北欧フィンランドの元首相、アレクサンダー・ストゥッブ氏(53)がヘルシンキで産経新聞のインタビューに応じた。ストゥッブ氏は、ロシアによるウクライナ侵攻に至った欧州の安全保障環境を「新たな鉄のカーテン」が下ろされたと表現。フィンランドで北大西洋条約機構(NATO)加盟を求める声が強まっていることについて「ロシア(の脅威)がフィンランドを加盟にかつてなく近づけている」と語った。
2014年のロシアによるウクライナ南部クリミア半島併合の直後に首相を務めたストゥッブ氏は「当時、(ロシアの脅威が)ここまで深刻になるとは予想していなかった」と発言。フィンランドのNATO加盟は今や「『もし』の話ではなく『いつ』の問題だ」とし、「政府はタイミングを冷静に判断して政策を変更しなければならない」と述べた。スウェーデンの加盟も「最終的には実現する」とした。
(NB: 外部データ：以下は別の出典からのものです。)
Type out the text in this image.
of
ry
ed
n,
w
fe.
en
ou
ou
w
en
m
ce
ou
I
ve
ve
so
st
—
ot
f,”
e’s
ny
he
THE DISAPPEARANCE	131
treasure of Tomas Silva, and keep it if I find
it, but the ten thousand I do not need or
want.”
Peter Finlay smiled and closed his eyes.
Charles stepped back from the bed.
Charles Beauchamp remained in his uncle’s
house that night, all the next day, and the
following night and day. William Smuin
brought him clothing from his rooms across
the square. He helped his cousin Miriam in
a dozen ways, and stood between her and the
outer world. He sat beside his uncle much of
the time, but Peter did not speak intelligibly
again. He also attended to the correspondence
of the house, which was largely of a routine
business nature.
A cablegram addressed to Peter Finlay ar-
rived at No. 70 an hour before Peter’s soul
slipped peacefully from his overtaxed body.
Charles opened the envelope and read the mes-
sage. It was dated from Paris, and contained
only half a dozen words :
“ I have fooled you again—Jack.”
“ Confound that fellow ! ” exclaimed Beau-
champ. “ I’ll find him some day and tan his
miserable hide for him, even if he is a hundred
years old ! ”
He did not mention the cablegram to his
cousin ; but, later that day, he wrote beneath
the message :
ストゥッブ氏は、ロシアがウクライナ侵攻前にNATOの東方不拡大などを求め、欧米が拒否し続けた構図について「ロシアと西側諸国の関係を完全に分離させる新たな『鉄のカーテン』が下ろされた」と懸念を示した。「欧州の安全保障は根本的に変容し、歴史は大きな転換期を迎えている」と述べた。